Uma designer gráfica na casa dos 30 ficou parada no meio da sala, olhando para o piso enquanto rolava o celular. No feed, só apareciam microcimento, placas XXL com efeito pedra e um terrazzo mais suave, quase “empoeirado”. De repente, aqueles porcelanatos amadeirados pareciam uma escolha de outra era - tipo calça skinny em festa da Gen Z.
O detalhe é que ela tinha reformado “pra durar” apenas sete anos antes. Na época, o porcelanato que imita madeira era vendido como atemporal, resistente, perfeito para família. Agora, corretores comentavam baixinho que alguns compradores já pediam para não ver isso em anúncios novos. A casa estava limpa, prática, nada “errado”. Mesmo assim, tudo parecia preso em outra década.
Alguma coisa mudou. E foi rápido.
Why wood-look tiles are losing their crown by 2026
Entre em qualquer decorado de lançamento em 2026 e a diferença aparece quase na hora: os porcelanatos com efeito madeira sumiram. No lugar, entram placas enormes com efeito pedra, pisos de resina contínuos ou réguas de vinílico mais quentes - que até têm um som mais “de madeira” quando você pisa.
Designers vêm admitindo, com jeitinho, o que muita gente já sente em casa. O visual ultra-uniforme (às vezes quase plástico) de vários amadeirados não combina com os interiores mais suaves e táteis que as pessoas querem agora. A tendência saiu do “fingir perfeitamente” para o “deixar o material ser o que ele é”.
Também existe um cansaço coletivo. Aquelas réguas com “carvalho” dominaram cozinhas, corredores e banheiros por uma década inteira. Estavam em todo lugar: apartamentos alugados, cafés de rede, recepções de consultório.
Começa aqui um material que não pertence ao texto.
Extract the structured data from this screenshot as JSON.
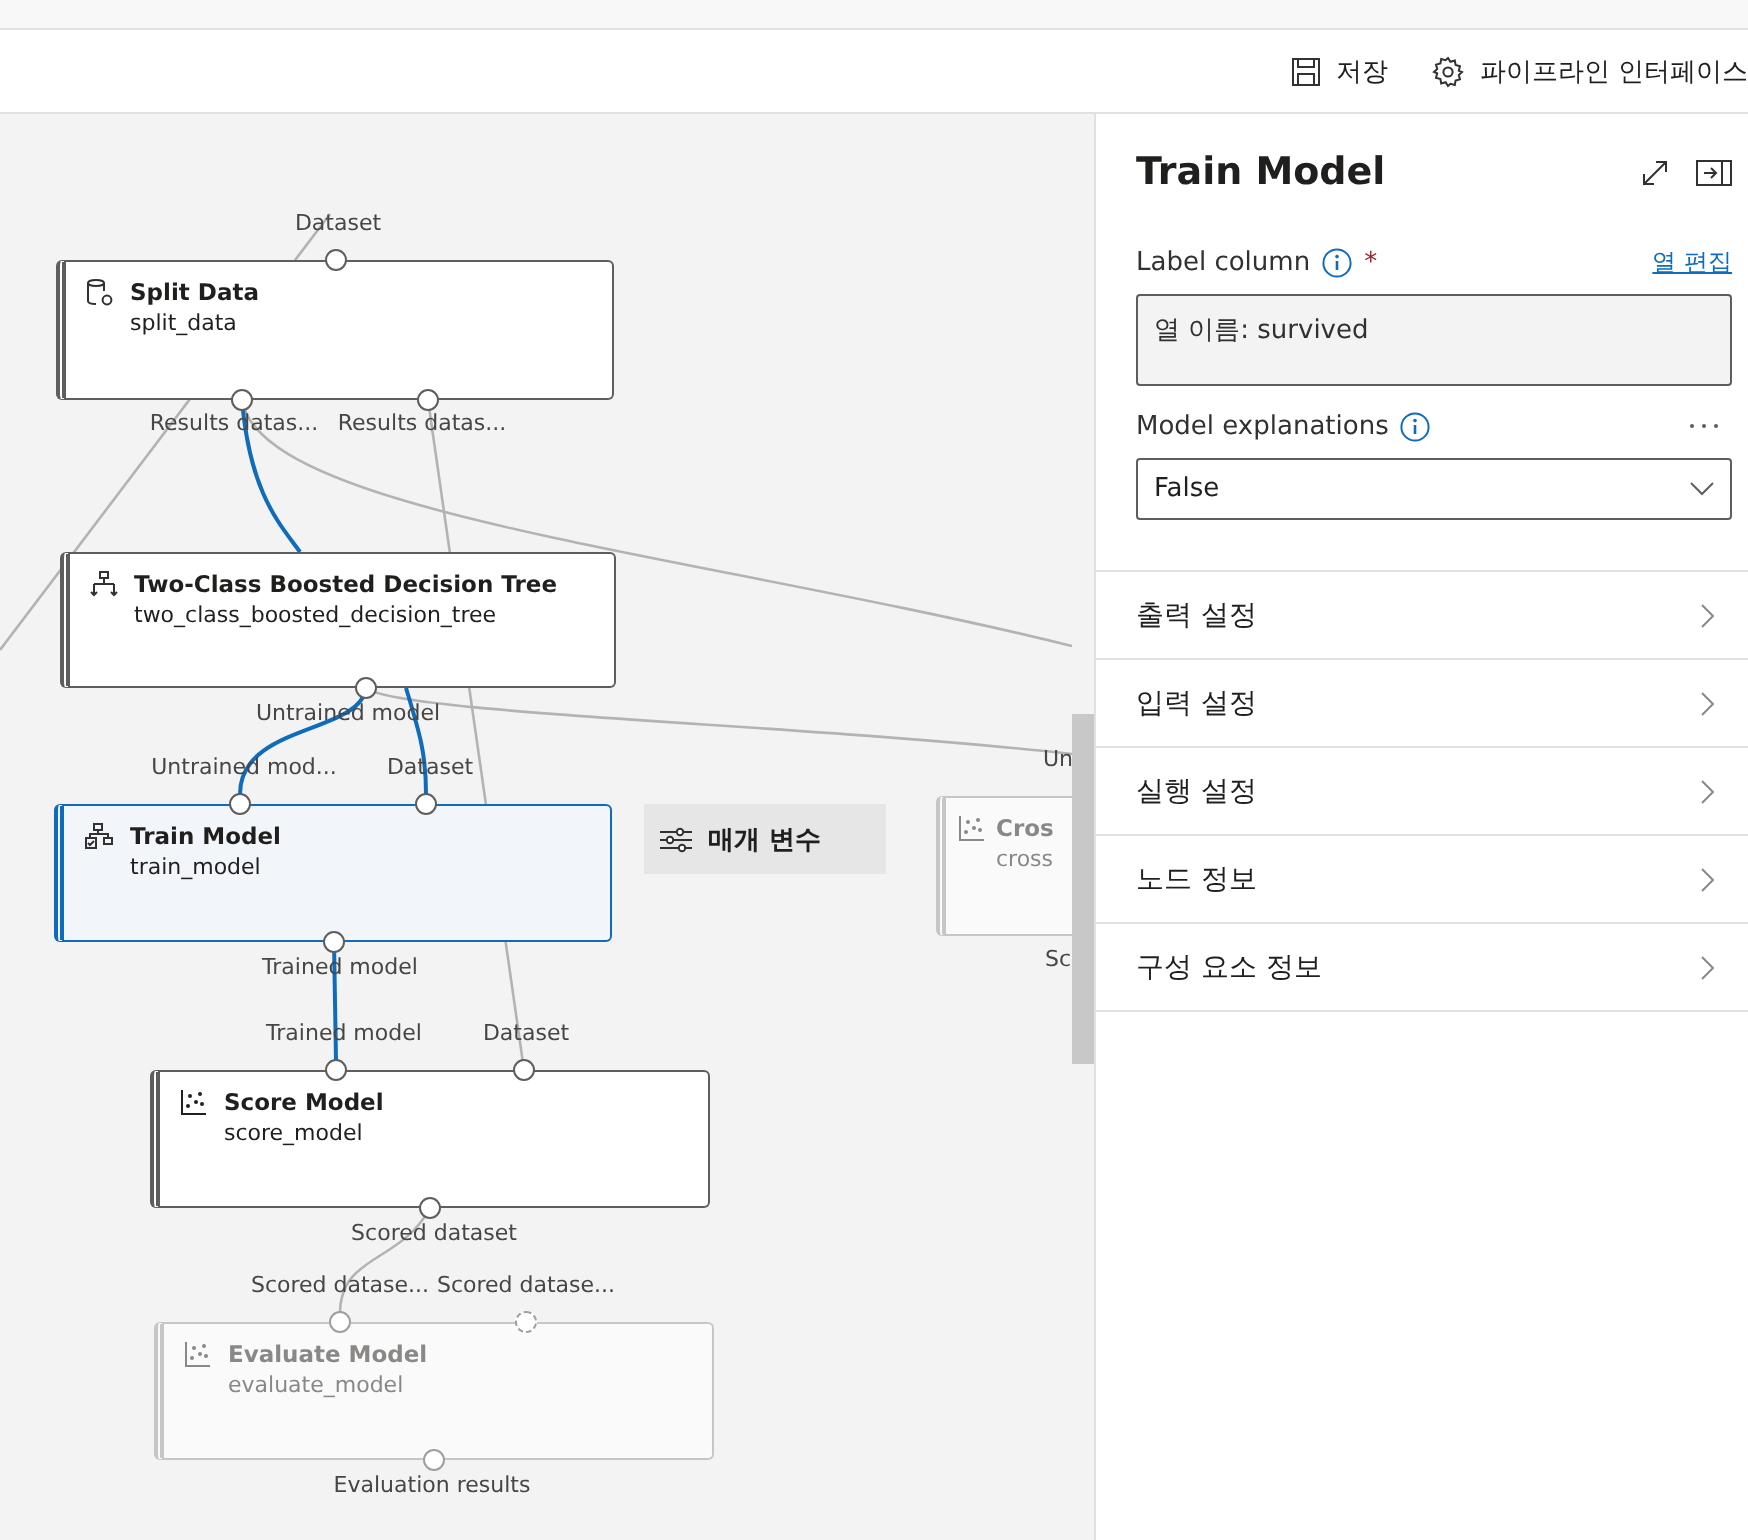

Quando um acabamento vira padrão para tudo, ele deixa de parecer especial. Em 2026, é exatamente isso que aconteceu.
No Instagram e no TikTok, dá para ver o contra-ataque em tempo real. Perfis de reforma que antes exaltavam a baixa manutenção desses pisos hoje comentam como eles ficam “frios” ou “chapados”. Alguns até cobrem tudo com tapetes gigantes ou vinílico autocolante até juntarem grana para refazer de vez.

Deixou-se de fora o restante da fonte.